My frustrations with the race- and gender-war coverage that the Democratic primary is getting from the mainstream media just reached a high point. Here is the racist, sexist blather from CNN that did it for me:
Recent polls show black women are expected to make up more than a third of all Democratic voters in South Carolina's primary in five days.
For these women, a unique, and most unexpected dilemma, presents itself: Should they vote their race, or should they vote their gender?
No other voting bloc in the country faces this choice.
This kind of coverage is so lazy, offensive and wrong that I hardly know where to begin with it.
First there is the assumption that all black women vote according to physical features--skin color and gender--rather than according to their assessment of each candidate's stance on the issues, character, or experience. Apparently black women are so simple-minded that the only way they might possibly determine how to vote is by asking themselves, "Do I vote for the black man or the white woman?" The idea that a black woman might vote, say, for John Edwards (who is not even mentioned in the article) never occurs to the CNN newswriters. The idea that a black woman might vote, say, for the candidate with the best health insurance reform plan, the most integrity, or the most experience isn't even considered.
Second, there is the line at the end about no other voting bloc facing this choice. I see: so white men, for example, are clearly superior beings who would never think about voting along gender or racial lines. CNN's crack political team evidently never met a white man who wouldn't consider voting for a woman or a black person. The idea that white men might be just as blinkered and dumb as CNN assumes black women are is preposterous.
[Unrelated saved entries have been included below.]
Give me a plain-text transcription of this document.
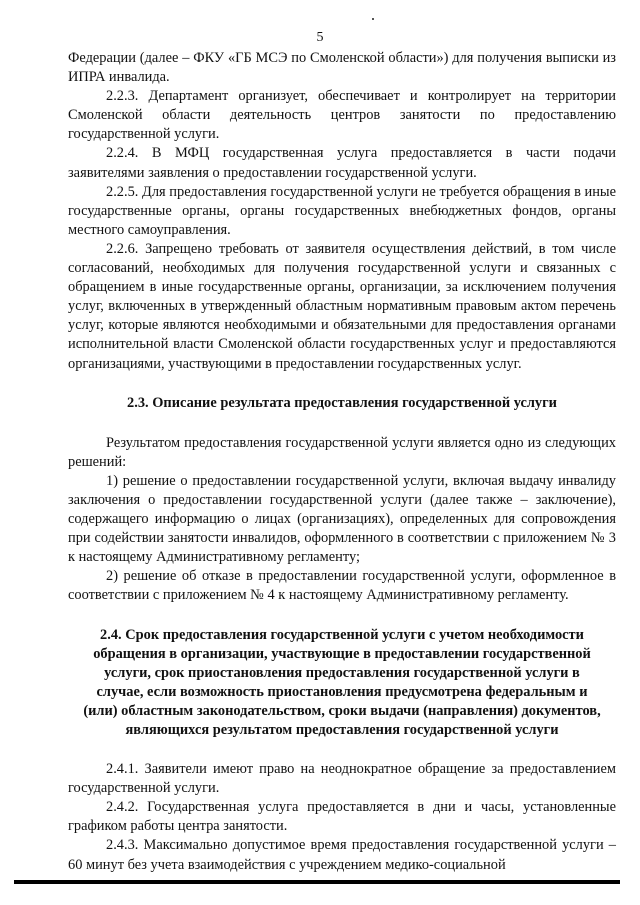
5

Федерации (далее – ФКУ «ГБ МСЭ по Смоленской области») для получения выписки из ИПРА инвалида.

2.2.3. Департамент организует, обеспечивает и контролирует на территории Смоленской области деятельность центров занятости по предоставлению государственной услуги.

2.2.4. В МФЦ государственная услуга предоставляется в части подачи заявителями заявления о предоставлении государственной услуги.

2.2.5. Для предоставления государственной услуги не требуется обращения в иные государственные органы, органы государственных внебюджетных фондов, органы местного самоуправления.

2.2.6. Запрещено требовать от заявителя осуществления действий, в том числе согласований, необходимых для получения государственной услуги и связанных с обращением в иные государственные органы, организации, за исключением получения услуг, включенных в утвержденный областным нормативным правовым актом перечень услуг, которые являются необходимыми и обязательными для предоставления органами исполнительной власти Смоленской области государственных услуг и предоставляются организациями, участвующими в предоставлении государственных услуг.

2.3. Описание результата предоставления государственной услуги

Результатом предоставления государственной услуги является одно из следующих решений:

1) решение о предоставлении государственной услуги, включая выдачу инвалиду заключения о предоставлении государственной услуги (далее также – заключение), содержащего информацию о лицах (организациях), определенных для сопровождения при содействии занятости инвалидов, оформленного в соответствии с приложением № 3 к настоящему Административному регламенту;

2) решение об отказе в предоставлении государственной услуги, оформленное в соответствии с приложением № 4 к настоящему Административному регламенту.

2.4. Срок предоставления государственной услуги с учетом необходимости обращения в организации, участвующие в предоставлении государственной услуги, срок приостановления предоставления государственной услуги в случае, если возможность приостановления предусмотрена федеральным и (или) областным законодательством, сроки выдачи (направления) документов, являющихся результатом предоставления государственной услуги

2.4.1. Заявители имеют право на неоднократное обращение за предоставлением государственной услуги.

2.4.2. Государственная услуга предоставляется в дни и часы, установленные графиком работы центра занятости.

2.4.3. Максимально допустимое время предоставления государственной услуги – 60 минут без учета взаимодействия с учреждением медико-социальной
Third, this is Martin Luther King Day, so what better time to run a story about how Presidential candidates are judged by the color of their skin--or the function of their genitals--and not by the content of their character?
In the last two weeks I have read and heard all kinds of things about who dissed MLK, or whether Latino voters would rather vote for a black male or a white female. I have heard nothing--nothing!--comparing the candidates' energy policies, the candidates' foreign policies, the candidates' economic policies, or the candidates' policies on Iraq. All that stuff, I guess, is just way too hard for the mainstream media to understand and present. Instead, we hear only about whether the black horse or the white horse, the mare or the stallion, is ahead. I don't ever recall being more ashamed of my country's news media.
jim, agreed...cnn and all the news media need to sell time...this must be what the public, or mass public is interested in hearing...it does get a bit boring, and we have to suffer through this for the next 10 months...my remote works well in getting me onto some discovery channel with better programing...the good news is that exactly one year from today, we will either have a white woman president, a male black president, or as we've had all along, a white male one...and life in america will continue
Posted by: steve fabrikant | January 21, 2008 at 09:06 PM
The problem you are frustrated with (as am I and many people) is the problem Black feminists have felt for a very long time. Which minority issues to they push hardest for: women's rights or African American's rights? Are they always different? Often? may would say they are often different. So, which team do they throw the most support behind. And, by throwing support behind either, do they become defined not by who they are (individual human being) or by their minority status[es]?